Conosco almeno cinquanta persone che potrebbero fare il ministro meglio di chi è oggi investito del farlo. Alcuni si chiamano Stefano, Paola, Giorgio, Angelo, Silvia, Roberta, Michele, Giovanni, Paolo, Massimo, Francesca, Mariella, Andrea, Valter, Ines, Guido, Isabella, Alessandro, Barbara, Diego, Luana. Filippo, Ferruccio, Silvia, Alessia. Hanno cognomi che non conoscete e non conoscerete mai.

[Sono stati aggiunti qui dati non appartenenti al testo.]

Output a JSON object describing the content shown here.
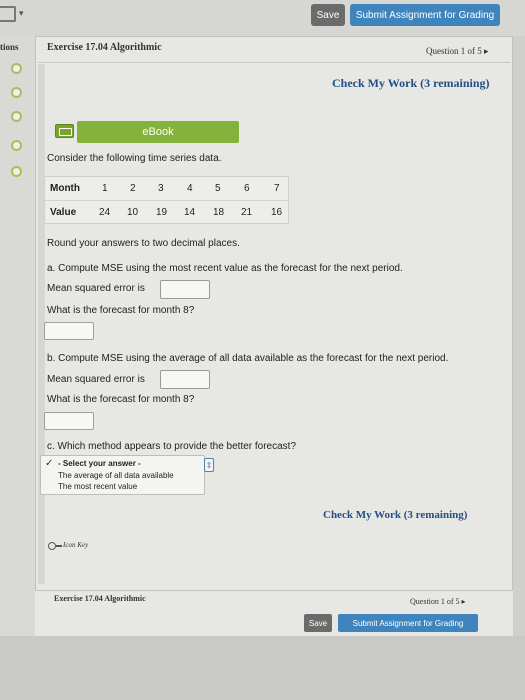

Non sono ricattabili, sono competenti, hanno visto il mondo, conoscono l’Italia, sanno gestire e dialogare e dunque non hanno nessuna delle caratteristiche adatte a evitare la ripresa, a lasciare il paese in mano alle mafie. Molti di loro sono nel pieno della loro capacità intellettuali e  professionali, hanno idee, pensano in grande, saprebbero cosa fare. Nel frattempo lo fanno per se stessi e molti, quando li incontro, li vedo sempre più distanti dal Palazzo e più vicini ai confini. A loro insaputa, inclusi nel solo grande progetto governativo che funziona fin dai tempi del vate Licio Gelli, quello di eliminazione morbida dei cervelli non allineati, quello che a Berlusconi diede la tessera P2 numero 1816.